Speaking of counting, many weeks ago we tried to better report the “per collection” statistics, in particular the amount of effort needed to complete work on a collection. We have recently refined those numbers YET AGAIN, and we hope the current reporting is (at least) less confusing. The long story short is each record is transcribed multiple times, and that number is usually 4 times. We have plans to make this more efficient in the future, but until then, this is a workable number of replicate transcriptions. However, occassionally that number is 5 or 6 (for reasons that have to do with both history and some techology glitches). When you add all this up, it was hard to give an exact number of total transcriptions needed.
Now, if you look at any introduction to collections page – take the Herbarium project (http://www.notesfromnature.org/#/archives/herbarium) – you will see total number of images, total number of active images, total number of complete images and a count of transcriptions completed. The active plus complete image numbers should add up to the total number. And the total number of transcrptions gives an overall assessment of effort by our citizen science volunteers. The percent completed is now calculated in terms of images not transcriptions (i.e., completed images divided by the total images).
We mention all this because Notes from Nature is closing in on a HUGE MILESTONE — one million transcriptions! We only have 113,000 transcriptions or so to go. We will mention this more in upcoming blog posts as we make what we hope is a BIG PUSH to 1 million!
ONE MILLION TRANSCRIPTIONS
Notes from Nature is super pleased to introduce something that our citizen scientist transcribers have wanted forever – a ditto function! What does the ditto function do? Simply put: You can access and select your last few entries that you made nearly instantaneously. Yeah, Notes from Nature now “remembers” your entries! This means less scrolling through long “pick lists” (we hope). On the downside, we have only implemented it – so far – in CalBug. We hope to have this working in other interfaces as soon as is possible and we’ll, of course, keep you posted via the blog.
So here are more details about this new function. To access your last 5 entries, you just need to click Control-M while on any field. When you do hit Ctrl-M, it pulls up those past entries and you can select and click any of those entries and, voila, you have finished that field. For CalBug, where there are a lot of records from the USA, and from California, being able to quickly select those from record to record should make for more speedy transcribing. But let us know what you think! We hope it is a major improvement.
The ditto function was the work of Lisa Larson, who is a web developer and project leader at Cornell Ornithology Lab, and who attended our first Citizen Science hackathon back in December 2013. She has been great about seeing through this fantastic idea that came from a team focusing on how to improve public participation.

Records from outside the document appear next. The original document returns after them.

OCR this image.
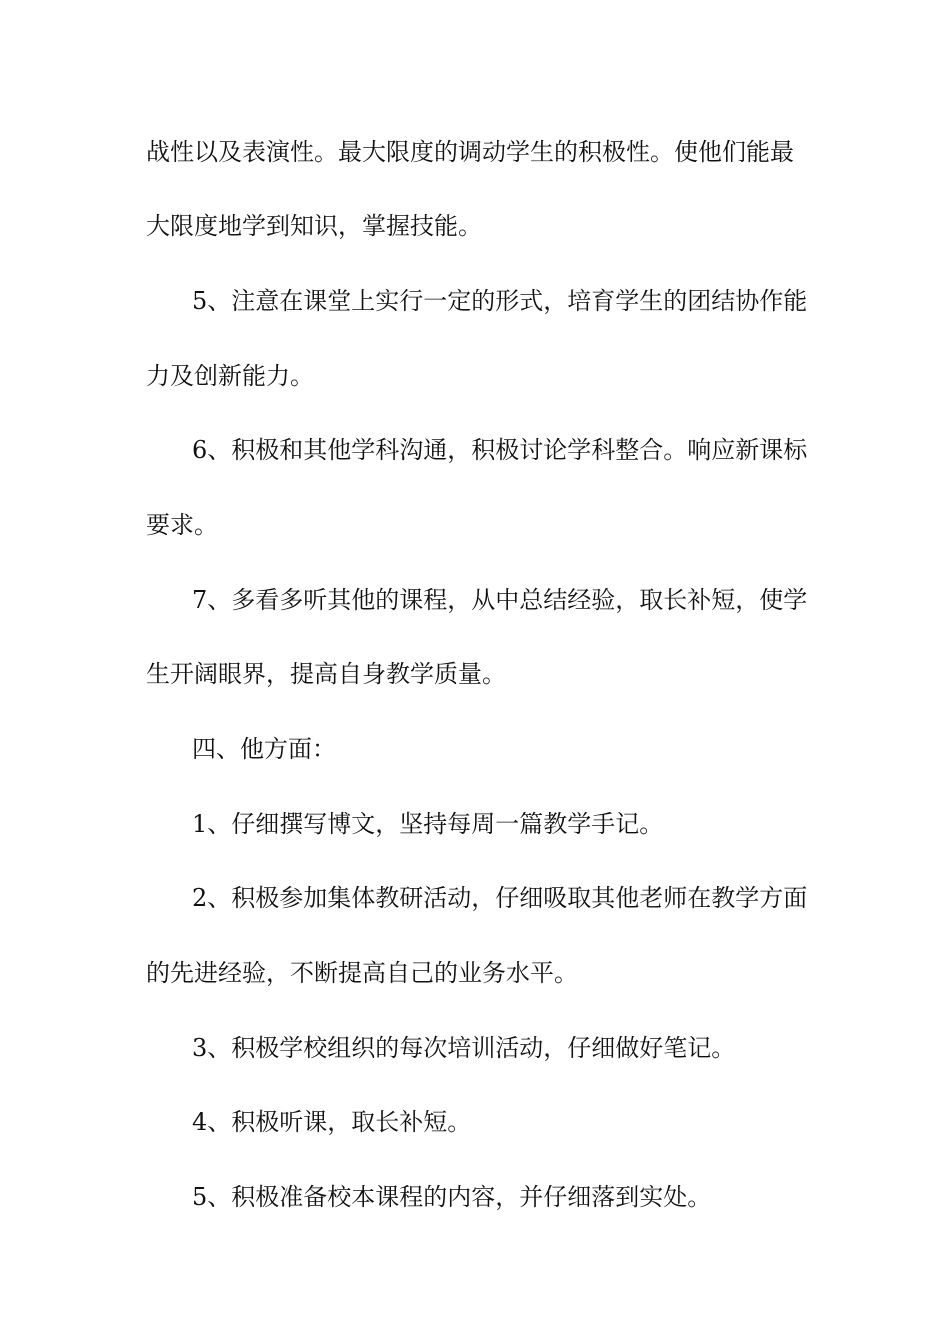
战性以及表演性。最大限度的调动学生的积极性。使他们能最
大限度地学到知识，掌握技能。
5、注意在课堂上实行一定的形式，培育学生的团结协作能
力及创新能力。
6、积极和其他学科沟通，积极讨论学科整合。响应新课标
要求。
7、多看多听其他的课程，从中总结经验，取长补短，使学
生开阔眼界，提高自身教学质量。
四、他方面：
1、仔细撰写博文，坚持每周一篇教学手记。
2、积极参加集体教研活动，仔细吸取其他老师在教学方面
的先进经验，不断提高自己的业务水平。
3、积极学校组织的每次培训活动，仔细做好笔记。
4、积极听课，取长补短。
5、积极准备校本课程的内容，并仔细落到实处。
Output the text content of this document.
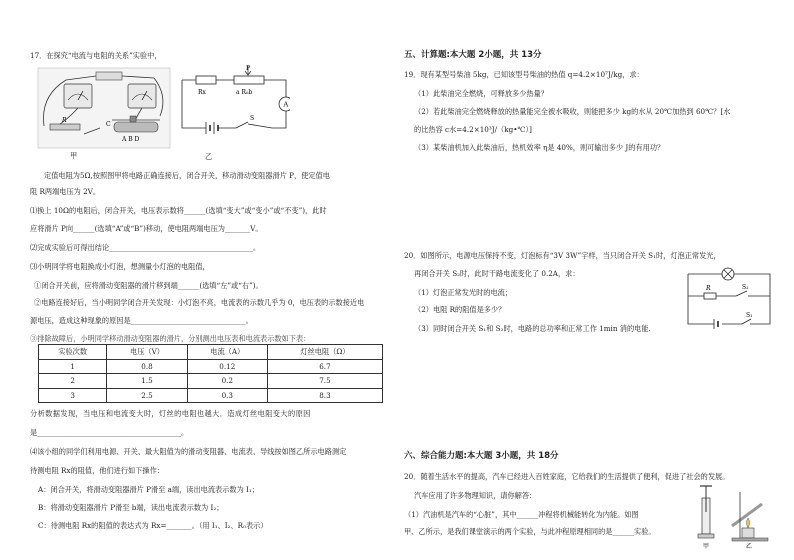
17．在探究“电流与电阻的关系”实验中，
R
C
A B D
甲
P
Rx	a R₀b
S
A
乙
定值电阻为5Ω,按照图甲将电路正确连接后，闭合开关，移动滑动变阻器滑片 P，使定值电
阻 R两端电压为 2V。
⑴换上 10Ω的电阻后，闭合开关，电压表示数将______(选填“变大”或“变小”或“不变”)，此时
应将滑片 P向______(选填“A”或“B”)移动，使电阻两端电压为_______V。
⑵完成实验后可得出结论________________________________________。
⑶小明同学将电阻换成小灯泡，想测量小灯泡的电阻值，
①闭合开关前，应将滑动变阻器的滑片移到端______(选填“左”或“右”)。
②电路连接好后，当小明同学闭合开关发现：小灯泡不亮，电流表的示数几乎为 0，电压表的示数接近电
源电压，造成这种现象的原因是________________________________。
③排除故障后，小明同学移动滑动变阻器的滑片，分别测出电压表和电流表示数如下表：
分析数据发现，当电压和电流变大时，灯丝的电阻也越大．造成灯丝电阻变大的原因
是________________________________________。
⑷该小组的同学们利用电源、开关、最大阻值为的滑动变阻器、电流表、导线按如图乙所示电路测定
待测电阻 Rx的阻值，他们进行如下操作：
A：闭合开关，将滑动变阻器滑片 P滑至 a端，读出电流表示数为 I₁；
B：将滑动变阻器滑片 P滑至 b端，读出电流表示数为 I₂；
C：待测电阻 Rx的阻值的表达式为 Rx=_______。（用 I₁、I₂、R₀表示）
实验次数	电压（V）	电流（A）	灯丝电阻（Ω）
1	0.8	0.12	6.7
2	1.5	0.2	7.5
3	2.5	0.3	8.3
五、计算题:本大题 2小题，共 13分
19．现有某型号柴油 5kg，已知该型号柴油的热值 q=4.2×10⁷J/kg，求：
（1）此柴油完全燃烧，可释放多少热量？
（2）若此柴油完全燃烧释放的热量能完全被水吸收，则能把多少 kg的水从 20℃加热到 60℃？[水
的比热容 c水=4.2×10³J/（kg•℃）]
（3）某柴油机加入此柴油后，热机效率 η是 40%，则可输出多少 J的有用功？
20．如图所示，电源电压保持不变，灯泡标有“3V 3W”字样，当只闭合开关 S₁时，灯泡正常发光，
再闭合开关 S₂时，此时干路电流变化了 0.2A，求：
（1）灯泡正常发光时的电流；
（2）电阻 R的阻值是多少？
（3）同时闭合开关 S₁和 S₂时，电路的总功率和正常工作 1min 消的电能.
R	S₂
S₁
六、综合能力题:本大题 3小题，共 18分
20．随着生活水平的提高，汽车已经进入百姓家庭，它给我们的生活提供了便利，促进了社会的发展。
汽车应用了许多物理知识，请你解答：
（1）汽油机是汽车的“心脏”，其中______冲程将机械能转化为内能。如图
甲、乙所示，是我们课堂演示的两个实验，与此冲程原理相同的是______实验。
甲	乙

So, to reiterate, in CalBug, clicking Ctrl-M will help you “remember” the entries you have made earlier, and speed ability to “click through” commonly used entries. You can always access the “help text” for further reminding. Finally, if you are using a small screen, you might not have a lot of room at the bottom of the screen for the ditto function entries to show up. You might want to move the transcription tool (you can drag the main part of the tool wherever you like on the canvas) or otherwise increase screen real-estate.